For the editor:
After two years of living in unprecedented times, several Shelter Island residents have lost over $250,000 to the proliferation of phone and email scams. This total represents the entire lifetime savings of a few residents.
The Shelter Island Action Alliance, in cooperation with the Shelter Island Lions Club and Mullen Motors, is pleased to provide an avenue and a silver lining to help bring hope and monetary savings to those affected by catastrophic fraud.
Thanks to the extreme generosity of Mullen Motors in Southold, we will be raffling off an all-new 2021 Jeep Cherokee. In total, only 2,400 tickets will be sold at $100 each and the draw will take place on December 23, 2022.
For more information, visit shelterislandlions.org or email [email protected]
There’s a reason so many of us feel so lucky to call Shelter Island home – it’s the people who live here, who come together to help each other. This is what we do.
ALEX GRAHAM, CARLA KEERANS Program Administrators, Shelter Island Action Alliance
For the editor:
Regarding the ongoing water management agreement between the city and the Suffolk County Water Authority (“Outside Water Entity On The Way”, April 7), once the city executes the agreement, the city is linked to a 40-year liability.

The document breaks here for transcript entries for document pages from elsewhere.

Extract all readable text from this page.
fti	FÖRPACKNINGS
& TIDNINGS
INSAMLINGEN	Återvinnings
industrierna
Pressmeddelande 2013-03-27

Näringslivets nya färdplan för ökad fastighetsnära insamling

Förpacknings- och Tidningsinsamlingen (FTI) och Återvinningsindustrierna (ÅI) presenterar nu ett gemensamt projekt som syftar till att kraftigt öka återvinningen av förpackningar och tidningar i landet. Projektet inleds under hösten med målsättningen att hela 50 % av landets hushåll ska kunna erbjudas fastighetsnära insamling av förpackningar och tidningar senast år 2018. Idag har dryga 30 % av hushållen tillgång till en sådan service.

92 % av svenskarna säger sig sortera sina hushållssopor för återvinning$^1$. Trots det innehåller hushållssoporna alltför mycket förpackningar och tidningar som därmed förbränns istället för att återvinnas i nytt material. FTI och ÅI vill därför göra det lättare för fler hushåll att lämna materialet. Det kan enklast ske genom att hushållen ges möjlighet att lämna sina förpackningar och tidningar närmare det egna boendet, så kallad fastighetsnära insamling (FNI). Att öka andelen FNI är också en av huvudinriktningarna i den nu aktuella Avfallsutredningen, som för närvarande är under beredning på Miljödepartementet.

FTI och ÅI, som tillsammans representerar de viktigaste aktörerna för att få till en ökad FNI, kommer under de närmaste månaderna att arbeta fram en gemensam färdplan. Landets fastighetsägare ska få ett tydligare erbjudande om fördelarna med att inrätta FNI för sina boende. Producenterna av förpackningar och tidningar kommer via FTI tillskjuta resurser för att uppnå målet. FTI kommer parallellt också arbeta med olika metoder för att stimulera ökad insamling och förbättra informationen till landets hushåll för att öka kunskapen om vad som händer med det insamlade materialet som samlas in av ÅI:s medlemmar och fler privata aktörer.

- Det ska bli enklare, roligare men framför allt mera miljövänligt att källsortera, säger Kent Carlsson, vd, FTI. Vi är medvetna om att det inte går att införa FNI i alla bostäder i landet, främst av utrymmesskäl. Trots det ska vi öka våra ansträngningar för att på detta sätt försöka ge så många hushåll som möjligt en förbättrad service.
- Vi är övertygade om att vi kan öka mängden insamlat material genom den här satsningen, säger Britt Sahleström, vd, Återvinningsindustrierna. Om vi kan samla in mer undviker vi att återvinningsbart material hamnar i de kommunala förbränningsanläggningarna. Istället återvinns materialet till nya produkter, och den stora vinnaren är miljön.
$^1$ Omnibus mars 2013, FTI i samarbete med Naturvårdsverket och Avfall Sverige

Whether or not it’s good business for West Neck Water District customers, liability affects the city’s bottom line. Accounting standards suggest that, in the event that figures are not yet available to recognize assets and liabilities at the lower of the fair value of the asset and the present value of the minimum payments (discounted at the rate of interest implied in the agreement, if possible, or at the City’s incremental borrowing rate), a footnote would be appropriate.
As I’m sure the Village of Dering Harbor prepares its current value calculation for the audit report, it would be interesting to compare the two calculations.
JOHN T. COLBY JR.Shelter Island
Control of our water
For the editor:
The final draft of the West Neck Water-Suffolk County Water Authority (WNW-SCWA) Lease Agreement was posted on the city’s website around April 6, without any notice to WNW customers or the public, giving no only until April 18 for comments. Worse still, the project still raises concerns and leaves many questions unanswered. WNW customers, whose water bills will dramatically increase, and other water-conscious Islanders should beware.
First, what authority the City will retain regarding the use of the aquifer remains uncertain. It must be consulted, but the City has no authority to limit the expansion of the SCWA system or its ability to drill wells on City land. WNW rules do not allow irrigation and prohibit the sale of our water. Applicable SCWA rules list tanker truck fill rates at $4,000 per truck with no portion of the monies going to WNW/City. Removing WNW’s rules without specifically allowing the city to impose conservation restrictions would defeat the purpose of preserving our water.
Second, there are many additional fees in the SCWA rules. The City Council Liaison assured that none of these costs apply to WNW customers, but the charges remain in the addendum to the agreement.
Third, it is unclear whether federal, state, or municipal (WQI) grants are truly sought after. We were told that they would address this possibility in the agreement, but that was not done. At Southampton, the improvements were largely funded by grants and the rest was paid for from its WQIP account. Our City Council should work as hard to help WNW customers as Southampton has done for its residents.
Fourth, the impact of this Island-wide agreement must at least be understood by the public. The agreement allows for the use of city lands and expansion outside of the ONO district.
Finally, other than requiring that limited notices be made, the agreement does not provide the WNW Council or the City with meaningful oversight of SCWA on behalf of customers or Islanders outside the district.